Holly’s third full-length album PROTO isn’t about A.I., but much of it was created in collaboration with her own A.I. ‘baby’, Spawn.
For the album, she assembled a contemporary ensemble of vocalists, developers, guest contributors (Jenna Sutela, Jlin, Lily Anna Haynes, Martine Syms), and an inhuman intelligence housed in a DIY souped-up gaming PC to create a record that encompasses live vocal processing and timeless folk singing, and places an emphasis on alien song craft and new forms of communion.

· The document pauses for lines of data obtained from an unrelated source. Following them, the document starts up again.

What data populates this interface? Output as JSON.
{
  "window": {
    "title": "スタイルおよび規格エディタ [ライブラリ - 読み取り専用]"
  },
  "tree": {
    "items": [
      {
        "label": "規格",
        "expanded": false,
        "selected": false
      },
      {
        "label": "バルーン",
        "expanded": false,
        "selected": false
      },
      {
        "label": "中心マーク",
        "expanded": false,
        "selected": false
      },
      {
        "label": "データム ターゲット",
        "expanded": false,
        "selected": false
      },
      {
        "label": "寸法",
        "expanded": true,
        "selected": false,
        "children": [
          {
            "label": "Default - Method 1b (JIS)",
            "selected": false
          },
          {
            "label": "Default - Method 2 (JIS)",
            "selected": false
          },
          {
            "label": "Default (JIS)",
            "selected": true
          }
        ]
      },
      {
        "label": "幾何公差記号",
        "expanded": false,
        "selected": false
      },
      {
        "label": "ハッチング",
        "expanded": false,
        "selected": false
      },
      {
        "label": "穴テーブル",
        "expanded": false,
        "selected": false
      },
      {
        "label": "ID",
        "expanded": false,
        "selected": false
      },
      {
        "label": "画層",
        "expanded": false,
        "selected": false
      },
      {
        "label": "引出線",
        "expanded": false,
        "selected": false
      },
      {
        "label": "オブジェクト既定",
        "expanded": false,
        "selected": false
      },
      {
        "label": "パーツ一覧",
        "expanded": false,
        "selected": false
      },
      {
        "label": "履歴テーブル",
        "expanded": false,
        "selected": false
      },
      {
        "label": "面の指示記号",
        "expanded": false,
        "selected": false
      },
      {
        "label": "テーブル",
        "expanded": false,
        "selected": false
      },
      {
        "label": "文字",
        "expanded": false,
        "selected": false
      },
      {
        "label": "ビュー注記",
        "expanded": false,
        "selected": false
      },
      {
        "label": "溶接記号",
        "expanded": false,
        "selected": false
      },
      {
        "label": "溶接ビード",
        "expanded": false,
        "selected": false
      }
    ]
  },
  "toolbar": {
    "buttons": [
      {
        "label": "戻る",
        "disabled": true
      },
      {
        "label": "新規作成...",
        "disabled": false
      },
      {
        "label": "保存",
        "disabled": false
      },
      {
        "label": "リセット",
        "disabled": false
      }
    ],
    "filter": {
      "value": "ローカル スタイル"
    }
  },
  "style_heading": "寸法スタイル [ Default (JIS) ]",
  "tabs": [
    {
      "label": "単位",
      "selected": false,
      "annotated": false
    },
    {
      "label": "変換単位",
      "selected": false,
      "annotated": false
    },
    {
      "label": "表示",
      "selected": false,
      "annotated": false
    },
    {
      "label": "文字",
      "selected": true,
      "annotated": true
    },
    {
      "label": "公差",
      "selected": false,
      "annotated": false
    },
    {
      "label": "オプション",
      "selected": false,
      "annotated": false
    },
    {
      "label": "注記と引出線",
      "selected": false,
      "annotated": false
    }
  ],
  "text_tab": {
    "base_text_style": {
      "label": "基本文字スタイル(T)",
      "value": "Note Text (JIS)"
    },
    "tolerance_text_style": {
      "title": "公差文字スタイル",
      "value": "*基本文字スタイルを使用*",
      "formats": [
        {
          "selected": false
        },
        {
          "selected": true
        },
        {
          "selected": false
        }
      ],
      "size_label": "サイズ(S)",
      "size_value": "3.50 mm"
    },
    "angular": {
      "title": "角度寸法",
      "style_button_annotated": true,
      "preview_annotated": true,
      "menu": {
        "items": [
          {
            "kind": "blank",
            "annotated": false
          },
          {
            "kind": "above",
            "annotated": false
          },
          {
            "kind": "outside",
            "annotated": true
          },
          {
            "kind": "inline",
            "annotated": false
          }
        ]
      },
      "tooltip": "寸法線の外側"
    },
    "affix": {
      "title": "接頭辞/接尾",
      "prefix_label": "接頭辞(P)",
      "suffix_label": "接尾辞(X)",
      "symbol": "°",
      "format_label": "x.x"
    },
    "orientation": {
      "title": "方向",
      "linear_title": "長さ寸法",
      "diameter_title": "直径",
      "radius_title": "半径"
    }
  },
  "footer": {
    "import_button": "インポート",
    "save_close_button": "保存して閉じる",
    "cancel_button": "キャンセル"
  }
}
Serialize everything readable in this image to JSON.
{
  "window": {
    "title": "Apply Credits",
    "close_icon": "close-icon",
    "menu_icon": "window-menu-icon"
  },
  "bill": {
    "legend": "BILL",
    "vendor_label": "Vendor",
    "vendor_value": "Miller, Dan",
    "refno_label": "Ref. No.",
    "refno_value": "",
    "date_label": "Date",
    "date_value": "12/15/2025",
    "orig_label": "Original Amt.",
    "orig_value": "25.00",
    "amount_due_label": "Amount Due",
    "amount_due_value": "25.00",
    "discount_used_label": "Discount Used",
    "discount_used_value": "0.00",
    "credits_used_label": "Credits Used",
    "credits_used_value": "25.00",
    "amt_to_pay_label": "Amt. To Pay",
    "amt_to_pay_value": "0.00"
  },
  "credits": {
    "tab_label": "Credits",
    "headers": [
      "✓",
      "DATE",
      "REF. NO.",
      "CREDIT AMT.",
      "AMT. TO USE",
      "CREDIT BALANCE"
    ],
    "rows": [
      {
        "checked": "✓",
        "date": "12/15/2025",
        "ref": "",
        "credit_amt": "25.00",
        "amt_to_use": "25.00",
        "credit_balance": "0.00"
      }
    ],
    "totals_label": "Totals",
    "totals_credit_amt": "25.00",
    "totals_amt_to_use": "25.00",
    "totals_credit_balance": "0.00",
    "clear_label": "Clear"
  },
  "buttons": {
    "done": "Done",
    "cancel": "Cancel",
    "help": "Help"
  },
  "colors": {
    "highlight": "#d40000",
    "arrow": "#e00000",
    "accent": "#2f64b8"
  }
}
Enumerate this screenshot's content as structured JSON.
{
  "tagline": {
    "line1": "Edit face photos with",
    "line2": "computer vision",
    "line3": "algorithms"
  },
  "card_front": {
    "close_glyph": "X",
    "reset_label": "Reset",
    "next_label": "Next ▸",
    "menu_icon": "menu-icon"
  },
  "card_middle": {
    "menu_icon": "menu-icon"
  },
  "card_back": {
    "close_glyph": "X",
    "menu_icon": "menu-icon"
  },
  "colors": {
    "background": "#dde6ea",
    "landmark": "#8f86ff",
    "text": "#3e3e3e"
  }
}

PROTO makes reference to what Holly refers to as the protocol era, where rapidly surfacing ideological battles over the future of A.I. protocols, centralised and decentralised internet protocols, and personal and political protocols compel us to ask ourselves who are we, what are we, what do we stand for, and what are we heading towards?

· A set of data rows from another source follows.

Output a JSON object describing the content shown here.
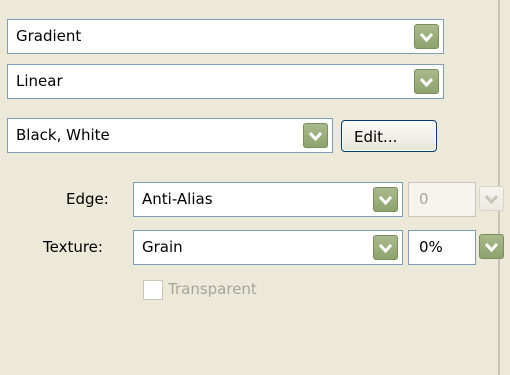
{
  "gradient_type_select": {
    "value": "Gradient"
  },
  "gradient_style_select": {
    "value": "Linear"
  },
  "color_select": {
    "value": "Black, White"
  },
  "edit_button": {
    "label": "Edit..."
  },
  "edge": {
    "label": "Edge:",
    "value": "Anti-Alias",
    "amount_value": "0"
  },
  "texture": {
    "label": "Texture:",
    "value": "Grain",
    "amount_value": "0%"
  },
  "transparent_checkbox": {
    "label": "Transparent",
    "checked": false,
    "enabled": false
  }
}
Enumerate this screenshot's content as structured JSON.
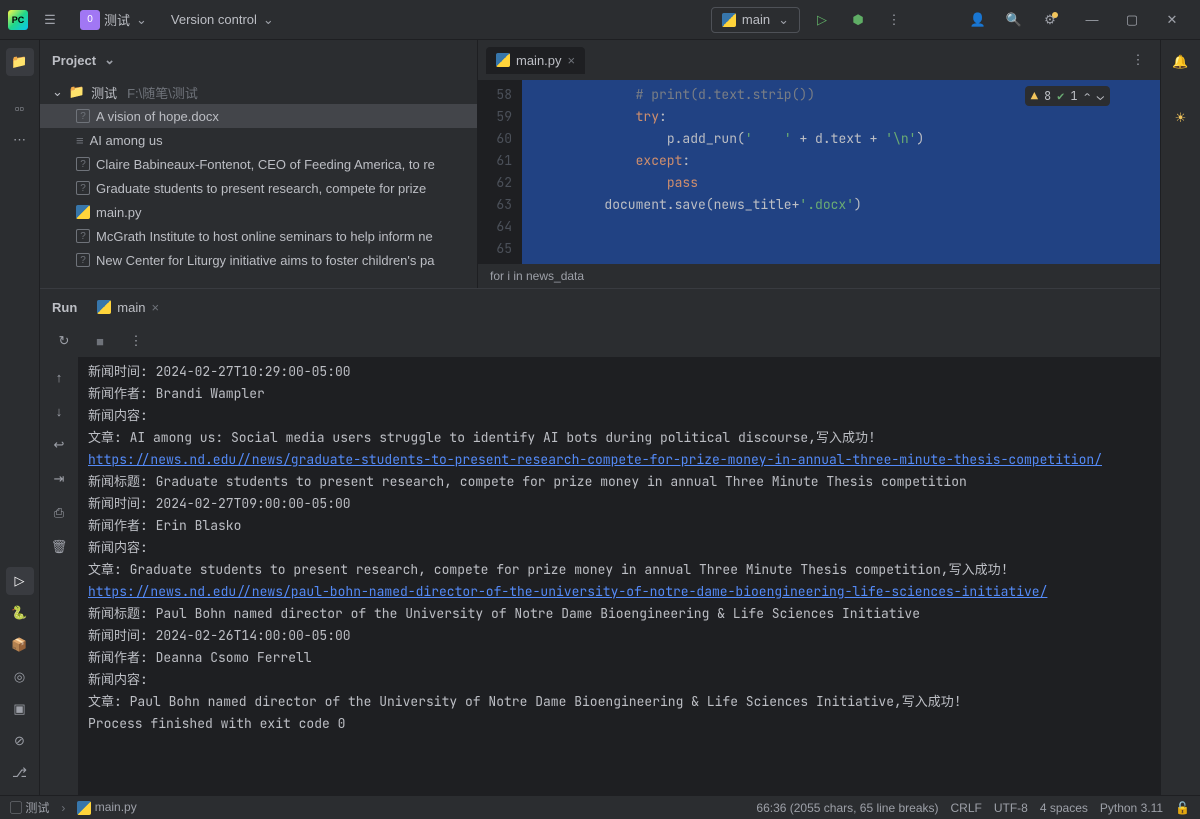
{
  "titlebar": {
    "project_badge": "0",
    "project_name": "测试",
    "vcs_menu": "Version control",
    "run_config": "main"
  },
  "project_panel": {
    "title": "Project",
    "root_name": "测试",
    "root_path": "F:\\随笔\\测试",
    "files": [
      {
        "name": "A vision of hope.docx",
        "type": "doc",
        "selected": true
      },
      {
        "name": "AI among us",
        "type": "txt",
        "selected": false
      },
      {
        "name": "Claire Babineaux-Fontenot, CEO of Feeding America, to re",
        "type": "doc",
        "selected": false
      },
      {
        "name": "Graduate students to present research, compete for prize",
        "type": "doc",
        "selected": false
      },
      {
        "name": "main.py",
        "type": "py",
        "selected": false
      },
      {
        "name": "McGrath Institute to host online seminars to help inform ne",
        "type": "doc",
        "selected": false
      },
      {
        "name": "New Center for Liturgy initiative aims to foster children's pa",
        "type": "doc",
        "selected": false
      }
    ]
  },
  "editor": {
    "tab_name": "main.py",
    "gutter": [
      "58",
      "59",
      "60",
      "61",
      "62",
      "63",
      "64",
      "65"
    ],
    "lines": [
      {
        "indent": 3,
        "parts": [
          {
            "t": "# print(d.text.strip())",
            "c": "tok-comment"
          }
        ]
      },
      {
        "indent": 3,
        "parts": [
          {
            "t": "try",
            "c": "tok-keyword"
          },
          {
            "t": ":",
            "c": "tok-ident"
          }
        ]
      },
      {
        "indent": 4,
        "parts": [
          {
            "t": "p.add_run(",
            "c": "tok-ident"
          },
          {
            "t": "'    '",
            "c": "tok-string"
          },
          {
            "t": " + d.text + ",
            "c": "tok-ident"
          },
          {
            "t": "'\\n'",
            "c": "tok-string"
          },
          {
            "t": ")",
            "c": "tok-ident"
          }
        ]
      },
      {
        "indent": 3,
        "parts": [
          {
            "t": "except",
            "c": "tok-keyword"
          },
          {
            "t": ":",
            "c": "tok-ident"
          }
        ]
      },
      {
        "indent": 4,
        "parts": [
          {
            "t": "pass",
            "c": "tok-keyword"
          }
        ]
      },
      {
        "indent": 0,
        "parts": []
      },
      {
        "indent": 2,
        "parts": [
          {
            "t": "document.save(news_title+",
            "c": "tok-ident"
          },
          {
            "t": "'.docx'",
            "c": "tok-string"
          },
          {
            "t": ")",
            "c": "tok-ident"
          }
        ]
      },
      {
        "indent": 0,
        "parts": []
      }
    ],
    "inspections": {
      "errors": "8",
      "warnings": "1"
    },
    "breadcrumb": "for i in news_data"
  },
  "run_panel": {
    "title": "Run",
    "tab_name": "main",
    "output": [
      {
        "text": "新闻时间: 2024-02-27T10:29:00-05:00"
      },
      {
        "text": "新闻作者: Brandi Wampler"
      },
      {
        "text": "新闻内容:"
      },
      {
        "text": "文章: AI among us: Social media users struggle to identify AI bots during political discourse,写入成功!"
      },
      {
        "text": "https://news.nd.edu//news/graduate-students-to-present-research-compete-for-prize-money-in-annual-three-minute-thesis-competition/",
        "link": true
      },
      {
        "text": "新闻标题: Graduate students to present research, compete for prize money in annual Three Minute Thesis competition"
      },
      {
        "text": "新闻时间: 2024-02-27T09:00:00-05:00"
      },
      {
        "text": "新闻作者: Erin Blasko"
      },
      {
        "text": "新闻内容:"
      },
      {
        "text": "文章: Graduate students to present research, compete for prize money in annual Three Minute Thesis competition,写入成功!"
      },
      {
        "text": "https://news.nd.edu//news/paul-bohn-named-director-of-the-university-of-notre-dame-bioengineering-life-sciences-initiative/",
        "link": true
      },
      {
        "text": "新闻标题: Paul Bohn named director of the University of Notre Dame Bioengineering & Life Sciences Initiative"
      },
      {
        "text": "新闻时间: 2024-02-26T14:00:00-05:00"
      },
      {
        "text": "新闻作者: Deanna Csomo Ferrell"
      },
      {
        "text": "新闻内容:"
      },
      {
        "text": "文章: Paul Bohn named director of the University of Notre Dame Bioengineering & Life Sciences Initiative,写入成功!"
      },
      {
        "text": ""
      },
      {
        "text": "Process finished with exit code 0"
      }
    ]
  },
  "statusbar": {
    "breadcrumb_project": "测试",
    "breadcrumb_file": "main.py",
    "caret": "66:36 (2055 chars, 65 line breaks)",
    "line_sep": "CRLF",
    "encoding": "UTF-8",
    "indent": "4 spaces",
    "interpreter": "Python 3.11"
  }
}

You can hear traces of Spawn throughout the album, developed in partnership with long time collaborator Mathew Dryhurst and ensemble developer Jules LaPlace, and even eavesdrop on the live training ceremonies conducted in Berlin, in which hundreds of people were gathered to teach Spawn how to identify and reinterpret unfamiliar sounds in group call-and-response singing sessions; a contemporary update on the religious gathering Holly was raised amongst in her upbringing in East Tennessee.